Muita gente trás água do Santuário de Lourdes da França, das fontes do Vaticano
e até do Rio Jordão. Por que não trazer do Oceano Atlântico? Poderíamos até ter
embalado nuns frasquinhos de vidro e vendido por um bom preço, não acham? Pena
que não pensei nisso na época.
Finalmente tudo pronto
para seguir viagem numa segunda-feira. – Hoje não, falou o motorista. Imaginem o
movimento na Avenida Farrapos numa segunda-feira? E nós cada vez mais curiosos
para conhecer Porto Alegre, o movimento, as avenidas, os edifícios com
elevadores, viadutos, o túnel, sinaleiras e tudo mais.
Terça-feira rumamos
para a capital do estado. Visitamos o Morro Santa Teresa, o Beira Rio, o
Olímpico, a Praça da Matríz e dormimos, no ônibus, na rua Hofmann, uma travessa
entre a Farrapos e a Voluntários, ali perto da Estação Rodoviária. Não gostamos
de Porto Alegre. Muita poluição, barulho, movimento. Também, hoje conheço, vejo
que paramos na região mais feia de toda cidade. Nem sequer visitamos os parques.

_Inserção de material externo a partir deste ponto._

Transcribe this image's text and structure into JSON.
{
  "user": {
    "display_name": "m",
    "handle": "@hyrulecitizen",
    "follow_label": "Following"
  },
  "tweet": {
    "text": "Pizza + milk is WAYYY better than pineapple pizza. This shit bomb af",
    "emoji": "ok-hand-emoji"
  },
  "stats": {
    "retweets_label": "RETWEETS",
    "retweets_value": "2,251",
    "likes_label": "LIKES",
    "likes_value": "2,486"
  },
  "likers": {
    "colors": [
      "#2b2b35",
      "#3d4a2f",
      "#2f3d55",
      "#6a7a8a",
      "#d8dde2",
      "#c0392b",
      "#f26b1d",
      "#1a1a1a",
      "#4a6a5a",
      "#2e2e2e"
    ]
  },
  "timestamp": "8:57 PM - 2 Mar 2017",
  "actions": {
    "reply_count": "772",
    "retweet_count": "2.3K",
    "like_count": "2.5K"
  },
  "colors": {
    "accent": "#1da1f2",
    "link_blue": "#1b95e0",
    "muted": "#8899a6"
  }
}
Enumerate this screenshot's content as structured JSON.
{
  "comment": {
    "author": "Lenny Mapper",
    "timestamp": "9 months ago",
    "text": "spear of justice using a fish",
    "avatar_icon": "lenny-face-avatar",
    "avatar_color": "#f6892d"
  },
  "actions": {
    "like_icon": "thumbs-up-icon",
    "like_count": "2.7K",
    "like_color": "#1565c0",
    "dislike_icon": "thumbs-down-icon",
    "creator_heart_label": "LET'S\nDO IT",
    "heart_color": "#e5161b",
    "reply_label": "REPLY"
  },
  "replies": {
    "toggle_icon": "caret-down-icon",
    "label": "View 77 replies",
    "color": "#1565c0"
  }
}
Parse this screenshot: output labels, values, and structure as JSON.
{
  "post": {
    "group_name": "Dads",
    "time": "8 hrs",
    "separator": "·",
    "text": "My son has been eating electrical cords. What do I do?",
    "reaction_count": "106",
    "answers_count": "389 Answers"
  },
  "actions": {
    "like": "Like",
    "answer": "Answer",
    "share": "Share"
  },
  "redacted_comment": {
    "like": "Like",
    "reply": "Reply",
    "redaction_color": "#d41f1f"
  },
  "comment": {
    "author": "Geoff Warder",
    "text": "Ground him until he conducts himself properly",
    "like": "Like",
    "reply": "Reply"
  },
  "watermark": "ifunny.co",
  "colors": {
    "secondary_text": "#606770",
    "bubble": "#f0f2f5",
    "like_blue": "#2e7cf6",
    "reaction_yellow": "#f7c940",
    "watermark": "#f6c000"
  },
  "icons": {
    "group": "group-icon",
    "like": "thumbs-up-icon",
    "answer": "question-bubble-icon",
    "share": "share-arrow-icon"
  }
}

Não andamos na rua da Praia.
Uma visita ao Zoológico
de Sapucaia do Sul fez parte do programa, donde seguimos para Gramado e Canela.
Cidades lindas, turísticas. Na BR 116 indo para Caxias do Sul, resolvemos fazer
almoço na beira da estrada. Eu fiquei encarregado de coletar gravetos para o
fogo. Tentamos cozinhar rápido um arroz com linguiça. Não deu tempo. Uma chuva
de verão fez com que corrêssemos pro ônibus. Comemos arroz duro naquele dia.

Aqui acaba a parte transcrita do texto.